= Murciélago =

Legendary fighting bull

Murciélago (Spanish for "bat") was a Navarra fighting bull who gained fame after Lamborghini chose to name a supercar after him to continue the passion for bullfighting that Ferruccio Lamborghini, the company's founder, was famous for.

Murciélago was a 5-year dark-brown Retinta breed bull with partridge eye coat and middle-length horns. He survived 24 jabs in a 5 October 1879 fight against Rafael "El Lagartijo" Molina Sánchez, at the Coso de los califas bullring in Córdoba, Spain. Murciélago demonstrated his indomitable bravery during the bullfight that the crowd asked the matador to spare the bull. The bull, which came from the farm of Joaquín del Val de Navarra, was later presented as a gift to Don Antonio Miura.

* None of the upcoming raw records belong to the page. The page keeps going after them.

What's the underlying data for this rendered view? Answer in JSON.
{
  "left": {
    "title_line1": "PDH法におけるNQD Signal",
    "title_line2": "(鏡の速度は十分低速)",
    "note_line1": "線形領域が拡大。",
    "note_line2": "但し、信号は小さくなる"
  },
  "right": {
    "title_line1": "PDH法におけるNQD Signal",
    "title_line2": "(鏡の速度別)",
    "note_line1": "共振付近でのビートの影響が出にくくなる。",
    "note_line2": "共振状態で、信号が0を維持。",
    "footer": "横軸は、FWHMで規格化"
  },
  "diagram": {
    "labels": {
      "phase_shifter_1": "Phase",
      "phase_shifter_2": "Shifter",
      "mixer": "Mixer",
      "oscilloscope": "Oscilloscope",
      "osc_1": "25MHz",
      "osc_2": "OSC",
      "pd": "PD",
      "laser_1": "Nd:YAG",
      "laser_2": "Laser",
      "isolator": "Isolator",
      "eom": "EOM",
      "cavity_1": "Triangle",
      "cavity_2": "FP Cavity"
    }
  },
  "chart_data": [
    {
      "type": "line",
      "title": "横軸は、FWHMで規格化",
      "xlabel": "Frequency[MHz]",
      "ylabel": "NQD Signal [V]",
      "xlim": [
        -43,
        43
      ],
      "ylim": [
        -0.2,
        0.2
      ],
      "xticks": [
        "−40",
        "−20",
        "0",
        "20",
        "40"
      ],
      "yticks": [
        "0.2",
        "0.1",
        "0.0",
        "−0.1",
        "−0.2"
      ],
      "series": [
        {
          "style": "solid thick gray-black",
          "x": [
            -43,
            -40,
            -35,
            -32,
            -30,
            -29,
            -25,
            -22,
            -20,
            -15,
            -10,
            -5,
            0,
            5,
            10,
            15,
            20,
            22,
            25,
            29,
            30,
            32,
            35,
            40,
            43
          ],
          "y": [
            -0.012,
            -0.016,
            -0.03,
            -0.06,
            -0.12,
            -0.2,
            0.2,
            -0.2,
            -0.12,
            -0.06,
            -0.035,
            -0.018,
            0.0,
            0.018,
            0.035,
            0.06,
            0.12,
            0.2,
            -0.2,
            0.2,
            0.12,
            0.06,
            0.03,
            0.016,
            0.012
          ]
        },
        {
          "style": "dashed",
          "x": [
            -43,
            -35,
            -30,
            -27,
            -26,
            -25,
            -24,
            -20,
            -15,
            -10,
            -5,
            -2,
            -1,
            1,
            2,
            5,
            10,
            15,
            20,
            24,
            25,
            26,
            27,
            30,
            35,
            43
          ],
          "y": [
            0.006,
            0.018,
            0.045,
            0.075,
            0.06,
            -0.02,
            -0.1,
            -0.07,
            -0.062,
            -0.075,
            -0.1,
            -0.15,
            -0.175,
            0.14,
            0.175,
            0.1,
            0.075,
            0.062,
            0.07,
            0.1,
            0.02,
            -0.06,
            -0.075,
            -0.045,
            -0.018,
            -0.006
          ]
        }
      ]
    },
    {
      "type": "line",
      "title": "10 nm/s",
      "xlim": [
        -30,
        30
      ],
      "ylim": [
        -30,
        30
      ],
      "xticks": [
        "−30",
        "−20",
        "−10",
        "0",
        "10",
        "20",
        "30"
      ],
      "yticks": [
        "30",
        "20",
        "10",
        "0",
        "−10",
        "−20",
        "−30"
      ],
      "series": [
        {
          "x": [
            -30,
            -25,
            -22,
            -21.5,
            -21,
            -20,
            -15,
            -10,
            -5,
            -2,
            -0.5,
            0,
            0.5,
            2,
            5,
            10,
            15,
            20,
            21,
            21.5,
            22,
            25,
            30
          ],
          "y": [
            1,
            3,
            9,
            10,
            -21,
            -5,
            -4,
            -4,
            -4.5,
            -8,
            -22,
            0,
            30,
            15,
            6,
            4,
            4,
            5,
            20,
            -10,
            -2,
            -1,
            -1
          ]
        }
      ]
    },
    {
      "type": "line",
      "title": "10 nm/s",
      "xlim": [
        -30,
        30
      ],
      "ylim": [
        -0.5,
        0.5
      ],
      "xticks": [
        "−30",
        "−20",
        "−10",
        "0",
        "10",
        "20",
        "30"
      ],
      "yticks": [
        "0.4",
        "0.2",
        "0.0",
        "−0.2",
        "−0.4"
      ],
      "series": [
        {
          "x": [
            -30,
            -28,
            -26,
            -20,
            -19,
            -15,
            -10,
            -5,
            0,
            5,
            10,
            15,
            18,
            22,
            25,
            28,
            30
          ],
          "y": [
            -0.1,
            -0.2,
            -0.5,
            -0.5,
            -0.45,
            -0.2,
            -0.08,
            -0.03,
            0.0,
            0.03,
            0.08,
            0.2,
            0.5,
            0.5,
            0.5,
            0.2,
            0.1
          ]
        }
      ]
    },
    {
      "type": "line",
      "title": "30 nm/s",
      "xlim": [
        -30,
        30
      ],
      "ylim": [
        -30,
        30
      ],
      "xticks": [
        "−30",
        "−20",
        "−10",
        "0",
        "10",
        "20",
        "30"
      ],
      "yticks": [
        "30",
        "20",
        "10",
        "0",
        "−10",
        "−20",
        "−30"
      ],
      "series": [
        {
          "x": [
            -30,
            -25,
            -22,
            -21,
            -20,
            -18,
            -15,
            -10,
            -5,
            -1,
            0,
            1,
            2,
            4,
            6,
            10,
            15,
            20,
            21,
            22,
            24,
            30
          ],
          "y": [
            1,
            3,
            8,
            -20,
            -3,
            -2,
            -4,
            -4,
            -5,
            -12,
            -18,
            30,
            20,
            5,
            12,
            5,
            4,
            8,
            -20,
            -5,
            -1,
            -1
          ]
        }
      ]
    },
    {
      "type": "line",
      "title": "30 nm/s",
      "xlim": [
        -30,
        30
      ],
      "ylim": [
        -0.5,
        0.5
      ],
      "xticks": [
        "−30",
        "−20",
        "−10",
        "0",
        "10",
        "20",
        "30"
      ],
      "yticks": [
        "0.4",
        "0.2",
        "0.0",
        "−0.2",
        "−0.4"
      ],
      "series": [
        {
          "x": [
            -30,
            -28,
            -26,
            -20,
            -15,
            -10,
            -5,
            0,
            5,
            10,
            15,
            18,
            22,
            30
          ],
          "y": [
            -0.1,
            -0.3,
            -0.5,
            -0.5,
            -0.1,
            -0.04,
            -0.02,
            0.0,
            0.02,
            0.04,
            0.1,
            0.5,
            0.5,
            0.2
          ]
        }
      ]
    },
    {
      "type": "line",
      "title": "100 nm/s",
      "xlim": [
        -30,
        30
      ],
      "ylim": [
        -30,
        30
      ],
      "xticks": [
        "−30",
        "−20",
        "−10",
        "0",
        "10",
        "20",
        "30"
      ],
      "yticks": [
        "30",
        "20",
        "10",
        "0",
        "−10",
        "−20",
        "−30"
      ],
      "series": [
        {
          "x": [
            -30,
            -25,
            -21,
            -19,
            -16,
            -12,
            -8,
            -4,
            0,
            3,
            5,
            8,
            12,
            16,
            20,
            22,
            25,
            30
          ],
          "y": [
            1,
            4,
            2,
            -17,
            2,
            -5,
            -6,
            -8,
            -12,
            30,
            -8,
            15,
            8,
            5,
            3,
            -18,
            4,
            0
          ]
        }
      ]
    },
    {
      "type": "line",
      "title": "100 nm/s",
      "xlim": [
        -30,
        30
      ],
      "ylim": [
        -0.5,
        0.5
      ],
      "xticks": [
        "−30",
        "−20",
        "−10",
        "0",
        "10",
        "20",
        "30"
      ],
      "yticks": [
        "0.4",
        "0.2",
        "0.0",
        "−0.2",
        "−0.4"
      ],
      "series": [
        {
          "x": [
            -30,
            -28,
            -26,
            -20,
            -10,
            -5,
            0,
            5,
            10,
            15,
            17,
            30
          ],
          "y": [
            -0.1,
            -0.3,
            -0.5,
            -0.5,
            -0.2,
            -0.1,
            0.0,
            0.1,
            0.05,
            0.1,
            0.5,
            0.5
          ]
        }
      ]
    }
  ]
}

Together with his brother, Don Eduardo Miura, they brought Murciélago into the Miura line by siring him with 70 cows. Bulls from the Miura ranch, located near Seville, Spain, are known for being large and ferocious.

== Lamborghini ==

The name of Murciélago was used by Lamborghini to name the Lamborghini Murciélago model manufactured between 2001 and 2010, reflecting Ferruccio Lamborghini's passion for bullfighting. The manufacturer has named its cars for several different famous bulls throughout its history.